|Czech Statistical Office||2. Modelling the Information and Processes of a Statistical Organization (Czech Statistical Office)|
1.1 Metadata strategy
A redesign of the Statistical Information System (SIS) was launched in the CZSO in 2004. The project has been centrally managed and monitored by the top management of the CZSO.
The first important step was design of a new SIS architecture. The architecture copes with increasing users´ requirements, both on a national and international level. It allows effective acquiring and completing of statistical data and metadata.
Major goals for Redesign SIS:
- reducing response burden and boosting respondent motivation;
- optimising production of statistical information in the CZSO;
- designing a conceptual model of SIS and Statistical Metainformation System (SMS);
- Defining a unified architecture of statistical tasks; **
- improving quality of statistical information;
- increasing users' comfort.
The SIS model encompasses a statistical business process (SBP) in all its phases, starting from assessment of users' requirements up to the dissemination of statistical information. The basis for the model has been a life cycle of statistical tasks. Recently the model was compared and updated in accordance with the Generic Statistical Business Process Model (GSBPM).
Core principles for Redesign SIS are as follows:
- systematic assessment and evaluation of statistical data requirements,
- increasing share of administrative data,
- increasing use of data modelling,
- implementation of SMS,
- implementation of statistical data warehouse,
- freeze of statistical surveys for 2-3 years,
- avoiding redundancy in statistical surveying.

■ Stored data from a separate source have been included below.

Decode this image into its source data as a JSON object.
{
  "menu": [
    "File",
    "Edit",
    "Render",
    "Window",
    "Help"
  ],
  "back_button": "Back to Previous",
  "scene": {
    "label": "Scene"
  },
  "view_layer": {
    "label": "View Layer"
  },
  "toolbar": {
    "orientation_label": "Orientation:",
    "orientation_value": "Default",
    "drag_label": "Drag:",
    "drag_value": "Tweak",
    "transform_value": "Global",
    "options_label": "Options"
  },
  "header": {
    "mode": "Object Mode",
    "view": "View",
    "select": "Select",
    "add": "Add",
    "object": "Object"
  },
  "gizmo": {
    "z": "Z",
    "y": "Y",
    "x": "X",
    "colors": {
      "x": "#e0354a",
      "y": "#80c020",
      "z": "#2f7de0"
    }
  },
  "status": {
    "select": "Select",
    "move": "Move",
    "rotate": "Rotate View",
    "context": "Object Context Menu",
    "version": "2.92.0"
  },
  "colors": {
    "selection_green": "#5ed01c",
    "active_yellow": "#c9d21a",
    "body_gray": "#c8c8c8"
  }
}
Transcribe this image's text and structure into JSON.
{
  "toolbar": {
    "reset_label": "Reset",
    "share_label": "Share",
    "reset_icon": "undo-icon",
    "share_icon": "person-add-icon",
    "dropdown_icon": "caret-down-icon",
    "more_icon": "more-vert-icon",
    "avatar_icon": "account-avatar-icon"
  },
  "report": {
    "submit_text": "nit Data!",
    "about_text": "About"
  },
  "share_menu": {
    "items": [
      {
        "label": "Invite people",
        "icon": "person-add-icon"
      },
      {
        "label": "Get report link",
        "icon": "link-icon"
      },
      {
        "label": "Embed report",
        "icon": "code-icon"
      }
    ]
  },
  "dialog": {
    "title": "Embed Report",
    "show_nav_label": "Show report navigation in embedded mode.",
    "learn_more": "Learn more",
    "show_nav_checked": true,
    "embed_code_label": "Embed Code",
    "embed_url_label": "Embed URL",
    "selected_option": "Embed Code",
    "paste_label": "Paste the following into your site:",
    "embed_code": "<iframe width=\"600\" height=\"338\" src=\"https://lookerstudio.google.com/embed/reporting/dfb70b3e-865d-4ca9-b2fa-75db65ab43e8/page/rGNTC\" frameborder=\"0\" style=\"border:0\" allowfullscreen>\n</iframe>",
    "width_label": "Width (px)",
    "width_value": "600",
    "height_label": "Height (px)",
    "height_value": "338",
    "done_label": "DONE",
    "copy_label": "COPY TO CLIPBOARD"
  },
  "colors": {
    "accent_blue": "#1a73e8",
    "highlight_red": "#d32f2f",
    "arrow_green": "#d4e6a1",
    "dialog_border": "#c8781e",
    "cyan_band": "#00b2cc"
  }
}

The global architecture of SIS (GASIS) is composed of three components:
1.Content component of SIS
There is a significant shift in the content component from the statistical survey approach towards statistical object oriented approach.
The content component identifies data sources, links between surveys of different periodicity and different purposes; defines modelling methods, stratification of samples etc. The following three types of statistical variable are distinguished:
- fundamental variable (used for calibration and/or modelling),
- standard variable (predefined set of the statistically most important variables),
- complementary variable (supporting fundamental and standard variables).
2. Metainformation component (SMS)
Systematic use of metainformation inside and outside the SIS as a tool for internal and external integration. SMS is focused on the SBP. The model used for definition of a statistical variable ensures its standard description from the beginning to the end of SBP. Also the model and metadata description of statistical task's components has been designed.
3. ICT component
Software and hardware support for SBP. Standardisation of application software used in all stages of SBP. Tools for mathematical models and mathematical and statistical methods. Tools for data approval, release and dissemination. Statistical data warehouse and public database.
Statistical task - is a set of statistical activities needed to fulfil a user's request for statistical information. The statistical task can be composed of one or more statistical surveys.
Statistical survey - is a set of activities connected with the proposal of statistical questionnaire, preparing a sample, printing and distributing questionnaires, collecting completed questionnaires, data entry (including electronic collection of data) and data validation. Statistical survey is always a part of statistical task.
1.2 Current situation
The CZSO management in early 2005 approved the SMS strategy.
SMS is composed of mutually interlinked subsystems. In time being of updating this case study, the following subsystems have been tested under the pilot project of annual labour statistics:
- statistical classifications,
- statistical variables,
- statistical tasks,
- statistical quality.
Global architecture of SMS defines principles, obligatory for all SMS subsystems.
In years 2005 – 2010 design and implementation of SMS subsystems
(a.) Statistical classifications (CLASS)
(b.) Statistical variables (VAR) and
(c.) Statistical tasks (TASKS)
were carried out.
In time being the CLASS and VAR subsystems have been in regular operation, the TASK subsystem has been in semi-production operation.